Ecco cosa succede sulla barca. Gesù dorme. La potenza della tempesta non lo destabilizza. I suoi discepoli invece, presi dalla foga di fare da soli, entrano nel vortice della paura, e tutto li travolge. Perché non invocare prima l’aiuto del Maestro? Perché non chiamarlo subito? La violenza del vento e del mare li trascina nell’inganno di chiudersi in se stessi, di cercare di farcela da soli, di individuare un colpevole contro il quale arrabbiarsi che, ironia della sorte, è proprio colui che avrebbe potuto tenerli lontani da questa tempesta interiore. La relazione è soffocata, ora non sono più amici, discepoli, ma un gruppo di singoli dove ciascuno in fondo fa per sé. Ed ecco la rabbia, l’angoscia, le accuse. 

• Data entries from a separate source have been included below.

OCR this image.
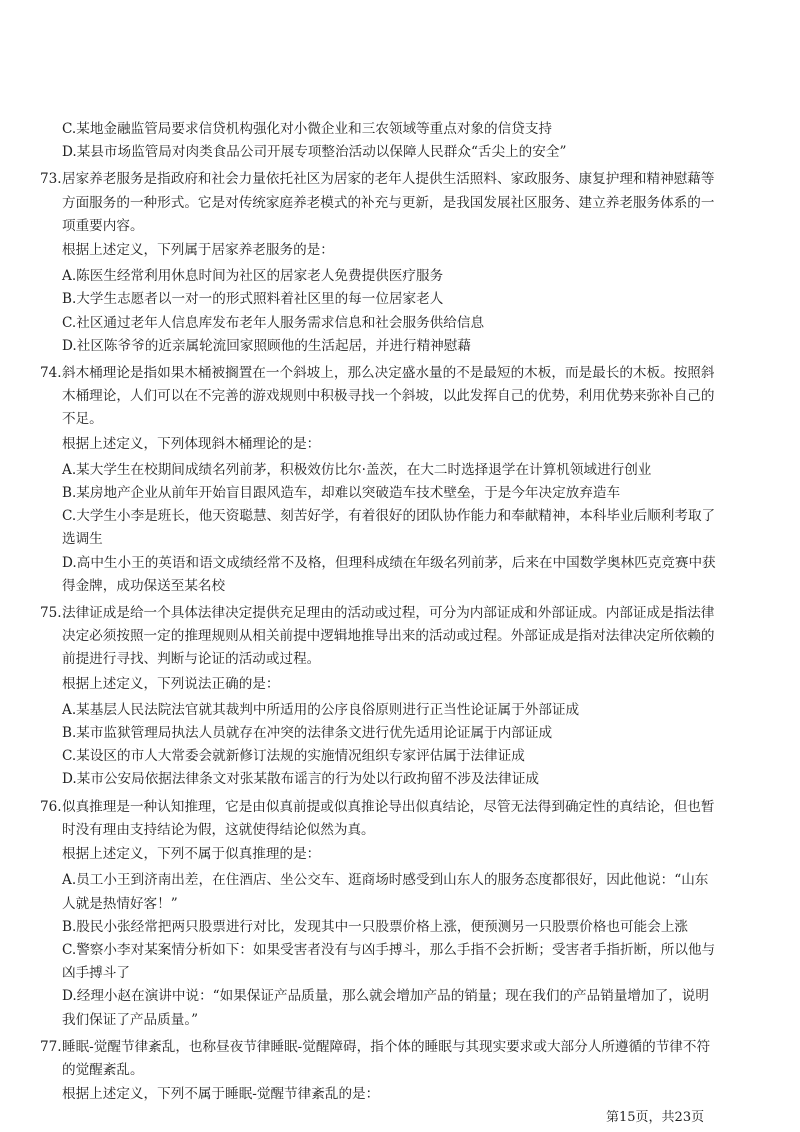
C.某地金融监管局要求信贷机构强化对小微企业和三农领域等重点对象的信贷支持
D.某县市场监管局对肉类食品公司开展专项整治活动以保障人民群众“舌尖上的安全”
73.居家养老服务是指政府和社会力量依托社区为居家的老年人提供生活照料、家政服务、康复护理和精神慰藉等
方面服务的一种形式。它是对传统家庭养老模式的补充与更新，是我国发展社区服务、建立养老服务体系的一
项重要内容。
根据上述定义，下列属于居家养老服务的是：
A.陈医生经常利用休息时间为社区的居家老人免费提供医疗服务
B.大学生志愿者以一对一的形式照料着社区里的每一位居家老人
C.社区通过老年人信息库发布老年人服务需求信息和社会服务供给信息
D.社区陈爷爷的近亲属轮流回家照顾他的生活起居，并进行精神慰藉
74.斜木桶理论是指如果木桶被搁置在一个斜坡上，那么决定盛水量的不是最短的木板，而是最长的木板。按照斜
木桶理论，人们可以在不完善的游戏规则中积极寻找一个斜坡，以此发挥自己的优势，利用优势来弥补自己的
不足。
根据上述定义，下列体现斜木桶理论的是：
A.某大学生在校期间成绩名列前茅，积极效仿比尔·盖茨，在大二时选择退学在计算机领域进行创业
B.某房地产企业从前年开始盲目跟风造车，却难以突破造车技术壁垒，于是今年决定放弃造车
C.大学生小李是班长，他天资聪慧、刻苦好学，有着很好的团队协作能力和奉献精神，本科毕业后顺利考取了
选调生
D.高中生小王的英语和语文成绩经常不及格，但理科成绩在年级名列前茅，后来在中国数学奥林匹克竞赛中获
得金牌，成功保送至某名校
75.法律证成是给一个具体法律决定提供充足理由的活动或过程，可分为内部证成和外部证成。内部证成是指法律
决定必须按照一定的推理规则从相关前提中逻辑地推导出来的活动或过程。外部证成是指对法律决定所依赖的
前提进行寻找、判断与论证的活动或过程。
根据上述定义，下列说法正确的是：
A.某基层人民法院法官就其裁判中所适用的公序良俗原则进行正当性论证属于外部证成
B.某市监狱管理局执法人员就存在冲突的法律条文进行优先适用论证属于内部证成
C.某设区的市人大常委会就新修订法规的实施情况组织专家评估属于法律证成
D.某市公安局依据法律条文对张某散布谣言的行为处以行政拘留不涉及法律证成
76.似真推理是一种认知推理，它是由似真前提或似真推论导出似真结论，尽管无法得到确定性的真结论，但也暂
时没有理由支持结论为假，这就使得结论似然为真。
根据上述定义，下列不属于似真推理的是：
A.员工小王到济南出差，在住酒店、坐公交车、逛商场时感受到山东人的服务态度都很好，因此他说：“山东
人就是热情好客！”
B.股民小张经常把两只股票进行对比，发现其中一只股票价格上涨，便预测另一只股票价格也可能会上涨
C.警察小李对某案情分析如下：如果受害者没有与凶手搏斗，那么手指不会折断；受害者手指折断，所以他与
凶手搏斗了
D.经理小赵在演讲中说：“如果保证产品质量，那么就会增加产品的销量；现在我们的产品销量增加了，说明
我们保证了产品质量。”
77.睡眠-觉醒节律紊乱，也称昼夜节律睡眠-觉醒障碍，指个体的睡眠与其现实要求或大部分人所遵循的节律不符
的觉醒紊乱。
根据上述定义，下列不属于睡眠-觉醒节律紊乱的是：
第15页，共23页
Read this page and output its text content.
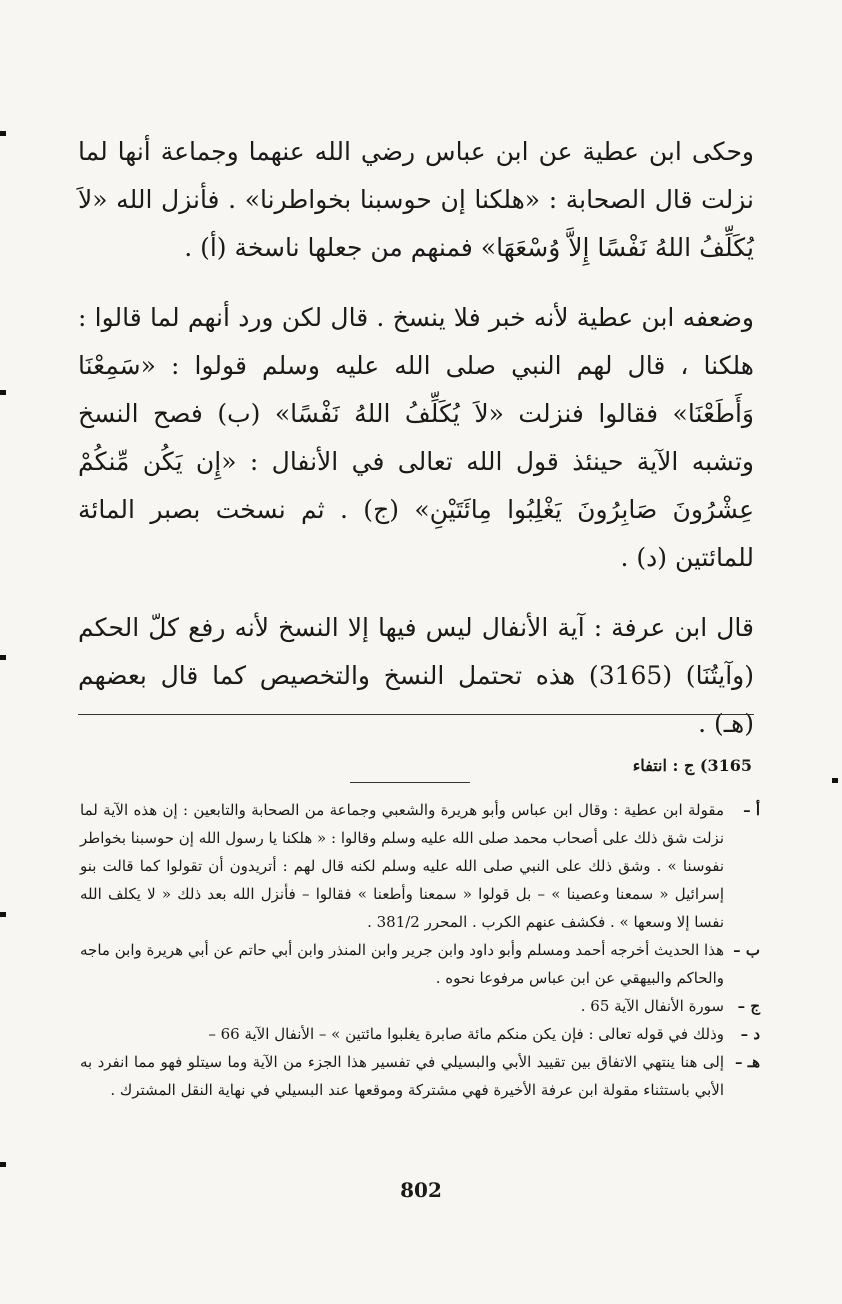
وحكى ابن عطية عن ابن عباس رضي الله عنهما وجماعة أنها لما نزلت قال الصحابة : «هلكنا إن حوسبنا بخواطرنا» . فأنزل الله «لاَ يُكَلِّفُ اللهُ نَفْسًا إِلاَّ وُسْعَهَا» فمنهم من جعلها ناسخة (أ) .

وضعفه ابن عطية لأنه خبر فلا ينسخ . قال لكن ورد أنهم لما قالوا : هلكنا ، قال لهم النبي صلى الله عليه وسلم قولوا : «سَمِعْنَا وَأَطَعْنَا» فقالوا فنزلت «لاَ يُكَلِّفُ اللهُ نَفْسًا» (ب) فصح النسخ وتشبه الآية حينئذ قول الله تعالى في الأنفال : «إِن يَكُن مِّنكُمْ عِشْرُونَ صَابِرُونَ يَغْلِبُوا مِائَتَيْنِ» (ج) . ثم نسخت بصبر المائة للمائتين (د) .

قال ابن عرفة : آية الأنفال ليس فيها إلا النسخ لأنه رفع كلّ الحكم (وآيتُنَا) (3165) هذه تحتمل النسخ والتخصيص كما قال بعضهم (هـ) .

3165) ج : انتفاء
أ –
مقولة ابن عطية : وقال ابن عباس وأبو هريرة والشعبي وجماعة من الصحابة والتابعين : إن هذه الآية لما نزلت شق ذلك على أصحاب محمد صلى الله عليه وسلم وقالوا : « هلكنا يا رسول الله إن حوسبنا بخواطر نفوسنا » . وشق ذلك على النبي صلى الله عليه وسلم لكنه قال لهم : أتريدون أن تقولوا كما قالت بنو إسرائيل « سمعنا وعصينا » – بل قولوا « سمعنا وأطعنا » فقالوا – فأنزل الله بعد ذلك « لا يكلف الله نفسا إلا وسعها » . فكشف عنهم الكرب . المحرر 381/2 .
ب –
هذا الحديث أخرجه أحمد ومسلم وأبو داود وابن جرير وابن المنذر وابن أبي حاتم عن أبي هريرة وابن ماجه والحاكم والبيهقي عن ابن عباس مرفوعا نحوه .
ج –
سورة الأنفال الآية 65 .
د –
وذلك في قوله تعالى : فإن يكن منكم مائة صابرة يغلبوا مائتين » – الأنفال الآية 66 –
هـ –
إلى هنا ينتهي الاتفاق بين تقييد الأبي والبسيلي في تفسير هذا الجزء من الآية وما سيتلو فهو مما انفرد به الأبي باستثناء مقولة ابن عرفة الأخيرة فهي مشتركة وموقعها عند البسيلي في نهاية النقل المشترك .
802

La tempesta ci rivela qualcosa di noi stessi. Ci dice quanto sia fragile la nostra relazione con il Signore, debole e limitata la nostra fiducia in lui. La fede è il contrario della Paura, Gesù lo sa, e lo dice ai suoi, ma solo dopo averli salvati. Gesù non è venuto a rinfacciare agli uomini i loro limiti, ne a premiarli per i loro meriti. Egli è venuto per dire una verità che però sia servizio alla vita. Riconoscere la propria fragilità è essenziale; stringere una relazione profonda con lui nel tempo della bonaccia si rivela vitale nel tempo della tempesta. Ancor prima però, Gesù è venuto a salvare, e chi lo accoglie sulla barca, al netto delle proprie povertà, sperimenterà di certo lo stesso stupore di quegli uomini sul lago di Galilea: Le forze che ci lasciano impotenti e ci travolgono, obbediscono come fiere ammansite alla sua parola.